終わりのないようなこの広い大海原でただ一人、浮かんで波に身を任せればこの世界に取り残されたような気分になる。
視界には雲一つない星空と、闇夜の海に浮かぶ私を照らす夏の月だけ。

大きな月は今にも私に向かって落ちてきてしまいそうなほど朧げな明かりを放っている。

半分水につかった耳は水の音しか聞こえず、静寂が私の身体を支配する。

このまま流されて消えてしまったら…。
きっとあの星々が証人となって景吾くんに伝えてくれるはず。
あの子は一人遠くへ流されて、知らない土地へ行ってしまいました。って。

「ったく、なにしてやがる」

でも君がこの深い海に入ってきて私を捕まえてくれるから、今回も私は流されずに済んだみたい。

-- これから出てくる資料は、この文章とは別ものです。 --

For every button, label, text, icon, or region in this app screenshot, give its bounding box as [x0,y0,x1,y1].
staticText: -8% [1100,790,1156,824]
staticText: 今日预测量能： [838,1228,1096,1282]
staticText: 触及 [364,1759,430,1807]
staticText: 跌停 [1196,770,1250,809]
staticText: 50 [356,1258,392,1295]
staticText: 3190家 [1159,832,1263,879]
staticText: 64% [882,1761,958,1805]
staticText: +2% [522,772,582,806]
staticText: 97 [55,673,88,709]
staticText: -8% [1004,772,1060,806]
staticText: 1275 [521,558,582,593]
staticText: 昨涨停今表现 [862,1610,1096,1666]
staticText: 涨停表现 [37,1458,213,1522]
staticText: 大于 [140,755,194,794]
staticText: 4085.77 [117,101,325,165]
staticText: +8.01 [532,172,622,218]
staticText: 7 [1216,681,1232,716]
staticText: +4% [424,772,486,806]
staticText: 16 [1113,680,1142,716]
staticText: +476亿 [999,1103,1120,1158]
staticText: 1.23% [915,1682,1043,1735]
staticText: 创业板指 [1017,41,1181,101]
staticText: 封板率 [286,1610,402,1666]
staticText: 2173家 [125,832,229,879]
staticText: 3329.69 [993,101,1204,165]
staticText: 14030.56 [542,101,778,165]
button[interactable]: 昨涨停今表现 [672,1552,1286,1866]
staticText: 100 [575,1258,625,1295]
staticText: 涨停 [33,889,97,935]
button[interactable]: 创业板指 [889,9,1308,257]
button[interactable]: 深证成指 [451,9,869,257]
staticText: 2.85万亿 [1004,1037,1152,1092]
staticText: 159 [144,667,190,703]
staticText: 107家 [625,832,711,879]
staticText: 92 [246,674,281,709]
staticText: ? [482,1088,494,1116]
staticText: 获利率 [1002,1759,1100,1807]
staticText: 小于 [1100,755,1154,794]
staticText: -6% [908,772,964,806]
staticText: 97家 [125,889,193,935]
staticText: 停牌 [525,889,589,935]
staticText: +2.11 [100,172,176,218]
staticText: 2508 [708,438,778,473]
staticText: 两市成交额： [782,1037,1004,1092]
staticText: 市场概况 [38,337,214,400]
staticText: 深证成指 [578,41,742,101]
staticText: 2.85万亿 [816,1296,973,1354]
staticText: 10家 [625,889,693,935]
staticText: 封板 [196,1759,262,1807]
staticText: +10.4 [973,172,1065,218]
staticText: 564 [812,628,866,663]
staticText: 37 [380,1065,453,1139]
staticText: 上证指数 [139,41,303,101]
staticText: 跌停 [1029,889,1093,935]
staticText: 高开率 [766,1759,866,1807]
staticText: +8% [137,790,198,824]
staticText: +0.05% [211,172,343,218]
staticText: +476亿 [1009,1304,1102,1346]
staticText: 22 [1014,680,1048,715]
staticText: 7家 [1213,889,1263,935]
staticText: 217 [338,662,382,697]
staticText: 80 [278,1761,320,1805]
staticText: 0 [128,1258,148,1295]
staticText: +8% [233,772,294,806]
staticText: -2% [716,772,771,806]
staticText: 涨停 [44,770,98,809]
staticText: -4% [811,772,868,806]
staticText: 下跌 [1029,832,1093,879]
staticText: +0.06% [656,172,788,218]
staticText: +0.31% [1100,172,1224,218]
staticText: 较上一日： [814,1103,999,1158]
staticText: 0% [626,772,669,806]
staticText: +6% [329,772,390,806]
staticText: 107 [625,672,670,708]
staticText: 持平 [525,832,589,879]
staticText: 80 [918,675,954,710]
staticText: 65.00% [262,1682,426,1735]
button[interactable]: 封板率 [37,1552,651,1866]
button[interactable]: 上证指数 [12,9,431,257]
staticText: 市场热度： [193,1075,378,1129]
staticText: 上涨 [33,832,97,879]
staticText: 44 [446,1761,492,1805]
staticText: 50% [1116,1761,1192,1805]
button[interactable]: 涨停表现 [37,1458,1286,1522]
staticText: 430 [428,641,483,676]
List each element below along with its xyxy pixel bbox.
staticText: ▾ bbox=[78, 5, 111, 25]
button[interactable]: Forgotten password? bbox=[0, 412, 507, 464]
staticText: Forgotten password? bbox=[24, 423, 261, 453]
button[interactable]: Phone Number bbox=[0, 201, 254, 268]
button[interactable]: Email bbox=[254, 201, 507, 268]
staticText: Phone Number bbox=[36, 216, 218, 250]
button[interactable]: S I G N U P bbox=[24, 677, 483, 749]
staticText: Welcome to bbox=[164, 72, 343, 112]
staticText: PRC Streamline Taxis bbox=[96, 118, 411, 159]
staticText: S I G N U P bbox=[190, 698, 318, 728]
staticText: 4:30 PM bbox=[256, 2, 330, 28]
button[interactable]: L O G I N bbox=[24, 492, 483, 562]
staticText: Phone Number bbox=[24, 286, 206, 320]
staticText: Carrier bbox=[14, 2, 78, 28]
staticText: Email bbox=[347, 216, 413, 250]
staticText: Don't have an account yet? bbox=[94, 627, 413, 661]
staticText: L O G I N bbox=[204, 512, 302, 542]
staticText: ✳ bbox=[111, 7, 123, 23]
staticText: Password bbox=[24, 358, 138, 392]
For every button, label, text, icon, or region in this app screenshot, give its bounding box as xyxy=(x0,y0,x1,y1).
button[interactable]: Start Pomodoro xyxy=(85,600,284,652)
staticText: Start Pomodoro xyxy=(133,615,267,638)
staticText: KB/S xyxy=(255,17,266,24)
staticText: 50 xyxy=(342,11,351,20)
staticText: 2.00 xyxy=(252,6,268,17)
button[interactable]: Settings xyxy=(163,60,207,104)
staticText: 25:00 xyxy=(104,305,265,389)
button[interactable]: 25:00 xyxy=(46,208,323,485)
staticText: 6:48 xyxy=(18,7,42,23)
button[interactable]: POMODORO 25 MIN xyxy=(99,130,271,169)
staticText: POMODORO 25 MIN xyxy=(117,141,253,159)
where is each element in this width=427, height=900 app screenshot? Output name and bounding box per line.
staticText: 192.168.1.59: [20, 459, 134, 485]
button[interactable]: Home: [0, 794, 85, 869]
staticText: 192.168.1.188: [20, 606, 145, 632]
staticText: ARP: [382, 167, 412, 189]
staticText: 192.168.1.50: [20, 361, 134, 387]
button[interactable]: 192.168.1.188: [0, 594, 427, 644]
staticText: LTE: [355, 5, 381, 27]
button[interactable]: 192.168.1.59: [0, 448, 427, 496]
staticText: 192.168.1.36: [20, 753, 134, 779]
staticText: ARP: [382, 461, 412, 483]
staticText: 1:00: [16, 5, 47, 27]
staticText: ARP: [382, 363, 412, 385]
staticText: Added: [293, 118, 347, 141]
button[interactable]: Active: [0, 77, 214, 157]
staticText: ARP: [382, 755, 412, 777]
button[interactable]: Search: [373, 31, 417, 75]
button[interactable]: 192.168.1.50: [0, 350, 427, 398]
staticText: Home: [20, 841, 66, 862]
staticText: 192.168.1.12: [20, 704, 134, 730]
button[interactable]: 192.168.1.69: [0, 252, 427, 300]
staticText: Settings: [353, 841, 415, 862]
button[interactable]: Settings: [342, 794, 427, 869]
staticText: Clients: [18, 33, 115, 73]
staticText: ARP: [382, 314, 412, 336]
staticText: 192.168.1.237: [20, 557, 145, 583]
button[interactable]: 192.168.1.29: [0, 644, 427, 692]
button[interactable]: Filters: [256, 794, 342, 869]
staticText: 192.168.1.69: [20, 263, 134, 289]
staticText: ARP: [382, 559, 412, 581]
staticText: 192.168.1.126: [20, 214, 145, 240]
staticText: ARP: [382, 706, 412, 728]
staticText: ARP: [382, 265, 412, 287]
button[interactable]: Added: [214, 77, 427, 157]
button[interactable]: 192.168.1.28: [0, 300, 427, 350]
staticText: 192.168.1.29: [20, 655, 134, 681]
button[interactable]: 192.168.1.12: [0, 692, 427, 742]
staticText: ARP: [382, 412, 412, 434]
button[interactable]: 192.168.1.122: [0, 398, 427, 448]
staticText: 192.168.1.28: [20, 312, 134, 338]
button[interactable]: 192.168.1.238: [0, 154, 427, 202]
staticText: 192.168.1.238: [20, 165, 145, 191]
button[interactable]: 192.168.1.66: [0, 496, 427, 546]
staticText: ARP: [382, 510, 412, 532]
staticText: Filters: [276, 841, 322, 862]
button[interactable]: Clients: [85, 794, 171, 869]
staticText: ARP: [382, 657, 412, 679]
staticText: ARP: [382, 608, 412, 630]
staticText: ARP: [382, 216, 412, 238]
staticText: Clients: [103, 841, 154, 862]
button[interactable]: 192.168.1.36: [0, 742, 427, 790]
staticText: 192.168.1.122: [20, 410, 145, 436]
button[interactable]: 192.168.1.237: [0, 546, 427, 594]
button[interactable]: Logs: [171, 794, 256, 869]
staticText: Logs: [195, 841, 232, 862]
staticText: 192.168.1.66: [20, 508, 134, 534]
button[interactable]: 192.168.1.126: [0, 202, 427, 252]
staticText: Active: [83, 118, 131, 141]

歌意:広い海原をたくさんの島々を目指して漕ぎ出してしまったと、都にいる人に伝えておくれ。漁師の釣舟よ。


▽11番、離別の歌。
夏の夜、毎晩のようにただ海に浮かんでぼーっと物思いに耽る女の子。とそれを毎回引き揚げて連れ戻してくれる跡部様。
もちろんここは跡部様のプライベートビーチなので流されてしまうような危険はないし、安全だと本当は分かっているからこそ非現実的な世界に浸る夢主ちゃん。そしてそんなふわっとしている彼女をしっかり繋ぎ止めておいてくれる跡部景吾。着衣のまま海に入って濡れる跡部景吾の色気には敵わん。夏の夜の不思議な時間。